I don’t know [what weapons will be used in the Third World War]. But I can tell you what they’ll use in the Fourth — rocks!
About This Quote
This remark is widely attributed to Albert Einstein in the early Cold War era, reflecting anxieties about nuclear weapons and the possibility that a future world war could devastate industrial civilization. Einstein was publicly engaged in anti-nuclear advocacy after World War II—supporting international control of atomic energy and warning about the catastrophic consequences of an arms race. However, despite its popularity in print and online, the quotation’s precise circumstances (date, audience, and wording) are not securely documented in Einstein’s authenticated writings or in a clearly traceable contemporaneous transcript. It appears to have circulated largely through later recollection and secondary quotation collections rather than a definitive primary source.
Interpretation
The line is a darkly comic way of stating that a nuclear world war would likely destroy modern industrial society. By refusing to predict the weapons of World War III, the speaker emphasizes uncertainty about escalation, but the certainty about “rocks” in World War IV underscores the expected collapse of technology, infrastructure, and social order. The quote functions less as a literal forecast than as a moral warning: the true “victory” in a nuclear conflict would be mutual ruin, leaving survivors reduced to pre-modern conditions.
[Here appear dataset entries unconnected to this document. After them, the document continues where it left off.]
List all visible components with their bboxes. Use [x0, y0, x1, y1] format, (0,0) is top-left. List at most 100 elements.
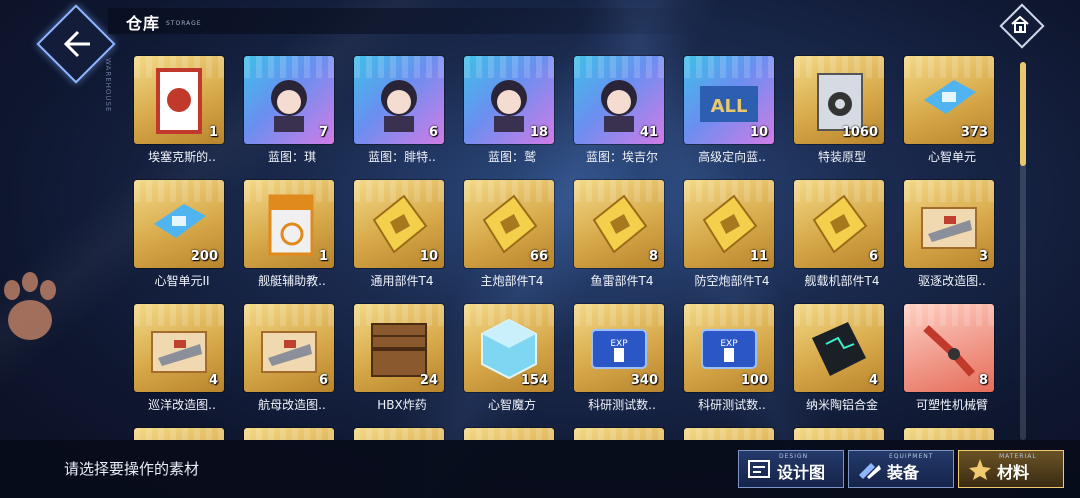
svg-text:ALL: ALL	[711, 96, 748, 117]
design-icon	[748, 460, 770, 478]
back-arrow-icon	[63, 30, 90, 58]
item-card: 6	[354, 56, 444, 144]
retrofit-blueprint-icon	[261, 331, 317, 373]
item-count: 373	[960, 125, 988, 140]
item-card: 8	[574, 180, 664, 268]
warehouse-rail-label: WAREHOUSE	[104, 58, 112, 113]
item-count: 10	[419, 249, 438, 264]
item-count: 10	[749, 125, 768, 140]
item-card: 1060	[794, 56, 884, 144]
home-icon	[1011, 15, 1029, 33]
item-card: 3	[904, 180, 994, 268]
tab-design[interactable]: DESIGN 设计图	[738, 450, 844, 488]
item-name: 巡洋改造图..	[148, 398, 216, 412]
new-year-card-icon	[156, 68, 202, 134]
item-count: 4	[208, 373, 218, 388]
item-card: 4	[134, 304, 224, 392]
item-count: 18	[529, 125, 548, 140]
item-name: 驱逐改造图..	[918, 274, 986, 288]
robot-arm-icon	[923, 325, 975, 377]
equipment-icon	[859, 463, 881, 479]
item-card: EXP 340	[574, 304, 664, 392]
item-card: 1	[134, 56, 224, 144]
tab-equipment[interactable]: EQUIPMENT 装备	[848, 450, 954, 488]
item-name: 蓝图：腓特..	[368, 150, 436, 164]
item-card: 24	[354, 304, 444, 392]
item-card: 10	[354, 180, 444, 268]
item-name: 防空炮部件T4	[694, 274, 770, 288]
item-card: 8	[904, 304, 994, 392]
item-name: 特装原型	[817, 150, 866, 164]
item-card: 18	[464, 56, 554, 144]
item-name: 科研测试数..	[588, 398, 656, 412]
blueprint-icon	[381, 80, 417, 132]
skill-book-icon	[268, 194, 314, 256]
item-name: 舰载机部件T4	[804, 274, 880, 288]
item-count: 66	[529, 249, 548, 264]
tab-equipment-label: 装备	[887, 463, 920, 482]
page-subtitle: STORAGE	[166, 20, 202, 27]
item-name: 鱼雷部件T4	[590, 274, 654, 288]
item-count: 41	[639, 125, 658, 140]
home-button[interactable]	[999, 3, 1045, 49]
item-card	[354, 428, 444, 440]
item-card: 200	[134, 180, 224, 268]
item-card: EXP 100	[684, 304, 774, 392]
item-count: 8	[648, 249, 658, 264]
item-name: 蓝图：琪	[267, 150, 316, 164]
item-count: 8	[978, 373, 988, 388]
item-count: 6	[428, 125, 438, 140]
svg-text:EXP: EXP	[720, 339, 738, 349]
blueprint-icon	[271, 80, 307, 132]
item-count: 154	[520, 373, 548, 388]
item-count: 11	[749, 249, 768, 264]
item-card: ALL 10	[684, 56, 774, 144]
item-name: 航母改造图..	[258, 398, 326, 412]
item-card	[794, 428, 884, 440]
item-count: 1060	[841, 125, 878, 140]
scrollbar-thumb[interactable]	[1020, 62, 1026, 166]
item-count: 1	[318, 249, 328, 264]
item-card	[904, 428, 994, 440]
item-card: 154	[464, 304, 554, 392]
item-name: 可塑性机械臂	[915, 398, 988, 412]
item-card	[134, 428, 224, 440]
tab-material[interactable]: MATERIAL 材料	[958, 450, 1064, 488]
page-title: 仓库	[126, 14, 161, 33]
plate-icon	[592, 194, 648, 254]
item-name: HBX炸药	[377, 398, 427, 412]
svg-text:EXP: EXP	[610, 339, 628, 349]
item-name: 心智魔方	[487, 398, 536, 412]
plate-icon	[812, 194, 868, 254]
item-count: 100	[740, 373, 768, 388]
item-count: 24	[419, 373, 438, 388]
tab-material-label: 材料	[997, 463, 1030, 482]
item-count: 3	[978, 249, 988, 264]
back-button[interactable]	[36, 4, 116, 84]
item-count: 1	[208, 125, 218, 140]
item-card: 7	[244, 56, 334, 144]
item-card	[574, 428, 664, 440]
item-card: 6	[794, 180, 884, 268]
item-card: 66	[464, 180, 554, 268]
item-count: 7	[318, 125, 328, 140]
item-card: 373	[904, 56, 994, 144]
item-name: 蓝图：鹫	[487, 150, 536, 164]
item-grid: 1 埃塞克斯的.. 7 蓝图：琪 6 蓝图：腓特.. 18 蓝图：鹫 41 蓝图：埃吉尔 ALL 10…	[130, 52, 1010, 440]
item-name: 蓝图：埃吉尔	[585, 150, 658, 164]
item-name: 高级定向蓝..	[698, 150, 766, 164]
retrofit-blueprint-icon	[151, 331, 207, 373]
item-name: 心智单元II	[154, 274, 210, 288]
item-count: 6	[868, 249, 878, 264]
item-name: 主炮部件T4	[480, 274, 544, 288]
item-name: 埃塞克斯的..	[148, 150, 216, 164]
item-card: 1	[244, 180, 334, 268]
selection-hint: 请选择要操作的素材	[64, 460, 200, 478]
item-card	[684, 428, 774, 440]
item-name: 科研测试数..	[698, 398, 766, 412]
item-card	[244, 428, 334, 440]
item-card: 4	[794, 304, 884, 392]
item-card: 41	[574, 56, 664, 144]
item-count: 340	[630, 373, 658, 388]
paw-icon	[4, 272, 56, 340]
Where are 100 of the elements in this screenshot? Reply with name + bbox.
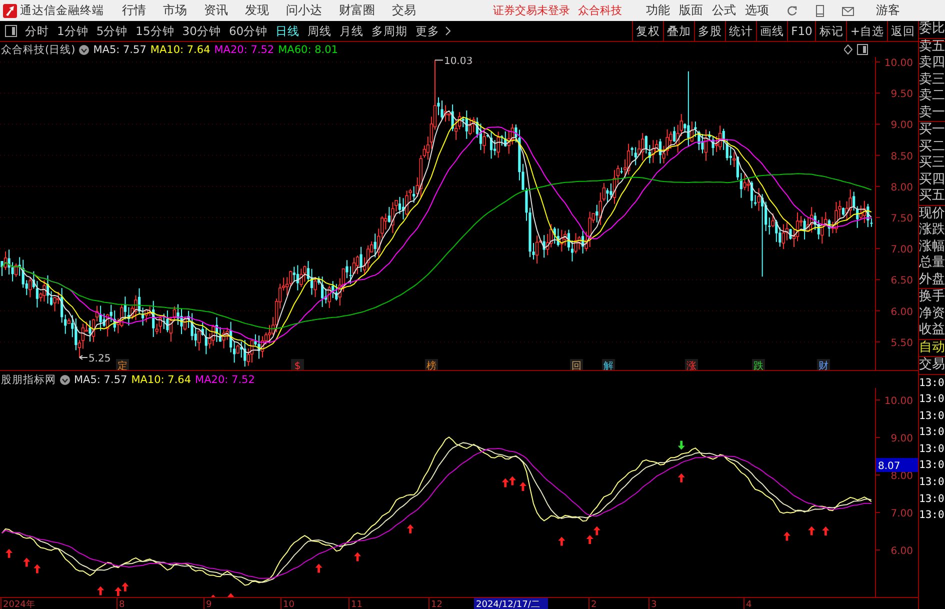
period-tab[interactable]: 多周期 <box>368 24 412 38</box>
period-tab[interactable]: 月线 <box>336 24 368 38</box>
quote-label: 收益 <box>919 322 945 338</box>
menu-item[interactable]: 公式 <box>712 2 736 19</box>
quote-label: 总量 <box>919 255 945 272</box>
indicator-title: 股朋指标网 <box>1 372 56 386</box>
quote-label: 净资 <box>919 306 945 322</box>
axis-label: 9.00 <box>890 434 913 444</box>
up-arrow-icon <box>227 593 234 597</box>
quote-label: 卖四 <box>919 55 945 72</box>
period-tab[interactable]: 分时 <box>21 24 53 38</box>
menu-item[interactable]: 版面 <box>679 2 703 19</box>
axis-label: 7.00 <box>890 244 913 256</box>
axis-label: 6.00 <box>890 306 913 318</box>
axis-label: 7.50 <box>890 214 913 224</box>
ma-value: MA5: 7.57 <box>93 44 146 56</box>
ma-value: MA20: 7.52 <box>195 374 255 386</box>
up-arrow-icon <box>406 524 414 534</box>
axis-label: 10.00 <box>884 58 913 69</box>
axis-label: 9 <box>206 600 212 609</box>
event-marker: 回 <box>570 359 583 370</box>
menu-item[interactable]: 问小达 <box>286 2 322 19</box>
period-tab[interactable]: 更多 <box>412 24 444 38</box>
menu-item[interactable]: 选项 <box>745 2 769 19</box>
quote-label: 现价 <box>919 206 945 222</box>
quote-label: 卖二 <box>919 88 945 104</box>
axis-label: 7.00 <box>890 508 913 520</box>
axis-label: 2 <box>591 600 597 609</box>
ma-value: MA60: 8.01 <box>278 44 338 56</box>
menu-item[interactable]: 资讯 <box>204 2 228 19</box>
period-tab[interactable]: 15分钟 <box>132 24 178 38</box>
period-tab[interactable]: 30分钟 <box>178 24 225 38</box>
chart-title: 众合科技(日线) <box>1 42 76 56</box>
high-price-label: 10.03 <box>434 57 473 68</box>
ma-value: MA10: 7.64 <box>131 374 192 386</box>
event-marker: 解 <box>602 359 615 370</box>
quote-label: 买一 <box>919 122 945 138</box>
menu-item[interactable]: 财富圈 <box>339 2 375 19</box>
axis-label: 3 <box>651 600 657 609</box>
app-logo-icon <box>3 4 17 18</box>
trade-time: 13:0 <box>919 392 945 408</box>
trade-time: 13:0 <box>919 458 945 474</box>
quote-label: 卖五 <box>919 38 945 55</box>
axis-label: 8.00 <box>890 471 913 482</box>
quote-label: 买四 <box>919 172 945 188</box>
menu-item[interactable]: 功能 <box>646 2 670 19</box>
down-arrow-icon <box>678 440 685 450</box>
axis-label: 10.00 <box>884 396 913 407</box>
period-tab[interactable]: 周线 <box>304 24 336 38</box>
quote-label: 买五 <box>919 188 945 204</box>
axis-label: 5.50 <box>890 338 913 349</box>
panel-toggle-icon[interactable] <box>5 25 17 37</box>
user-label[interactable]: 游客 <box>876 2 900 19</box>
axis-label: 8 <box>119 600 125 609</box>
auto-trade-label[interactable]: 自动 <box>919 340 945 357</box>
ma-value: MA10: 7.64 <box>150 44 210 56</box>
event-marker: 财 <box>817 359 830 370</box>
chart-tools-icon[interactable] <box>844 44 868 55</box>
stock-link[interactable]: 众合科技 <box>578 3 622 18</box>
ma-value: MA5: 7.57 <box>74 374 128 386</box>
up-arrow-icon <box>210 594 217 597</box>
quote-label: 委比 <box>919 21 945 38</box>
trade-time: 13:0 <box>919 475 945 490</box>
axis-label: 8.00 <box>890 182 913 194</box>
up-arrow-icon <box>97 586 104 596</box>
up-arrow-icon <box>678 473 685 482</box>
quote-label: 外盘 <box>919 272 945 288</box>
up-arrow-icon <box>783 532 790 541</box>
quote-label: 涨幅 <box>919 238 945 255</box>
low-price-label: 5.25 <box>78 353 111 364</box>
login-notice[interactable]: 证券交易未登录 <box>493 3 570 18</box>
axis-label: 10 <box>283 600 294 609</box>
chevron-right-icon[interactable] <box>444 26 451 36</box>
event-marker: 跌 <box>752 359 765 370</box>
trade-time: 13:0 <box>919 408 945 424</box>
menu-item[interactable]: 行情 <box>122 2 146 19</box>
trade-time: 13:0 <box>919 508 945 524</box>
phone-icon[interactable] <box>813 4 827 18</box>
period-tab[interactable]: 60分钟 <box>224 24 272 38</box>
quote-label: 卖一 <box>919 104 945 121</box>
menu-item[interactable]: 交易 <box>392 2 416 19</box>
axis-label: 9.50 <box>890 89 913 100</box>
menu-item[interactable]: 市场 <box>163 2 187 19</box>
event-marker: 榜 <box>425 359 438 370</box>
trade-label[interactable]: 交易 <box>919 357 945 374</box>
current-value-label: 8.07 <box>876 458 918 472</box>
trade-time: 13:0 <box>919 442 945 457</box>
menu-item[interactable]: 发现 <box>245 2 269 19</box>
period-tab[interactable]: 5分钟 <box>92 24 132 38</box>
refresh-icon[interactable] <box>785 4 799 18</box>
quote-label: 换手 <box>919 289 945 306</box>
event-marker: 涨 <box>685 359 698 370</box>
cursor-date-label: 2024/12/17/二 <box>474 598 548 609</box>
axis-label: 6.00 <box>890 546 913 557</box>
trade-time: 13:0 <box>919 425 945 440</box>
period-tab[interactable]: 1分钟 <box>53 24 92 38</box>
app-title: 通达信金融终端 <box>20 3 104 18</box>
period-tab[interactable]: 日线 <box>272 24 304 38</box>
quote-label: 卖三 <box>919 72 945 88</box>
trade-time: 13:0 <box>919 376 945 390</box>
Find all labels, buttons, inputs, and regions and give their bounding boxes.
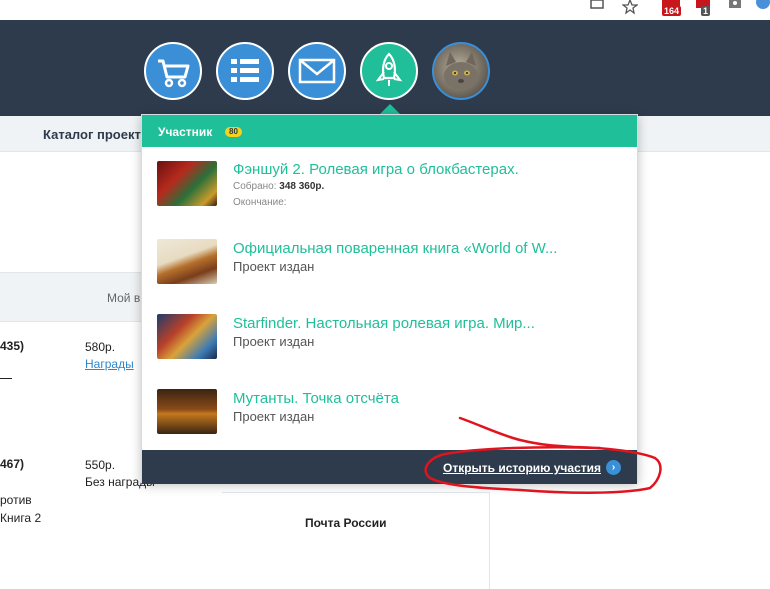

Its enduring appeal comes from compressing a complex argument about deterrence and existential risk into a memorable, chilling image.
Variations
1) “I know not with what weapons World War III will be fought, but World War IV will be fought with sticks and stones.”
2) “I don’t know what weapons will be used in the Third World War, but the Fourth will be fought with sticks and stones.”
3) “I do not know what weapons will be used in World War III, but World War IV will be fought with rocks.”